Thursday, December 16, 2010

The Nullarbor

Long Road.  The Eyre Highway.

As we turned on to the Eyre Highway at Norseman, at the start of the Nullarbor, the GPS told us to continue straight ahead until the next roundabout....in 1199km’s.  (And even then we were to continue straight ahead!).  It is a long, long straight road.  At one point we drive along a stretch of road for 146.6km’s without a turn (guidebook moment: “The longest straight stretch of road in Australia”).  There aren't too many bends in the rest of it either.  We took three days to make the crossing. 

Big Cliffs.  The Great Australian Bight
Along the way we enjoyed bush camping under huge starry skies. We enjoyed the warm evenings.  We enjoyed the wide open spaces. And we enjoyed watching dolphins swim in the cold waters of the southern ocean whilst clinging on to each other to avoid being blown from the towering cliffs of the Great Australian Bight.  We didn’t enjoy the legendary flies too much. I have a theory that the reason people do such long hours in the car across the Nullarbor is not because of the distances and the, at times, featureless landscape, but because they can’t bring themselves to get out of the car until the sun goes down and the flies, mercifully, disappear.  Our very fashionable fly proof head nets came out quickly whenever we were forced to be outside in daylight hours.   At times it was like moving through a thick black fog... Buzzing black fog.

On the second day we crossed from Western Australia, where we have spent the last two and a half months, into South Australia.  Sometime before we hit Eucla, way before the WA-SA border, a sign instructed us to move our watches forward 45 minutes to Western Central Time.  Western Central Time?  What’s that?  We had never even heard of it.  It was only on subsequent research that we discovered that there is a tiny slice of coastal, eastern, Western Australia that seems to have invented its own, unofficial, time zone.    At the border we obviously missed the sign to move our watches forward again to Australian Central Standard Time and think we should have taken into account daylight saving changes that had happened in some other states whilst we were in WA and for the first time in the trip, not only did we not know what day it was, but now we were no longer certain what time of the day it was either.  In the end I think we moved clocks forward by a couple of hours or so and decided that would be close enough... what did it matter anyway J

Big Wind
On the third day, surprisingly we woke up to a cold, windy and cloudy morning.  I’m sure people who spend a lot of time on the Nullarbor, (as well as going slightly bonkers), would know that it gets cold and cloudy on the Nullarbor at times, but it seemed strange to us.  In some ways it made the landscape even more impressive.
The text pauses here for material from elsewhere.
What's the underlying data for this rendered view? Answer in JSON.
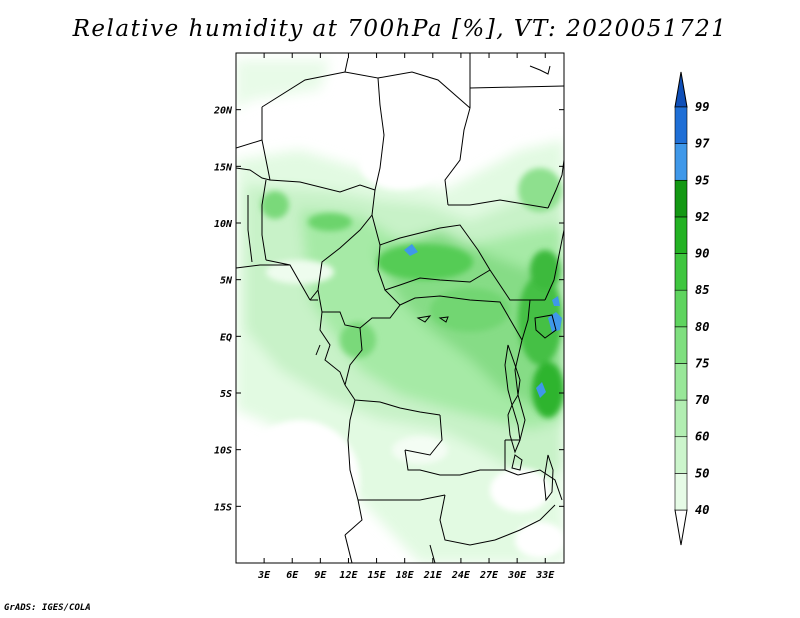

One upside was that the cold helped to keep the flies at bay - Australia bush flies are at their most active between 12 and 27.5 degrees Celsius. (For this and other fascinating facts about Australian bush flies (and dung beetles) check out this that I came across on the internet (In a quieter moment). Fascinating stuff (well, fascinating to me)!

As usual , when we emerge from a few days in ‘the wilderness’ we had mixed emotions when we started to see the farmhouses, fields of wheat and increased car numbers  that signal our return to civilisation.  Still, can’t say we weren’t happy to reach Ceduna and head to the bakery for coffee and iced buns.

1 comment:

  1. Good to see the antennae is still attached, how much of the original car remains. Now if it had been a Nissan!!!!!!!!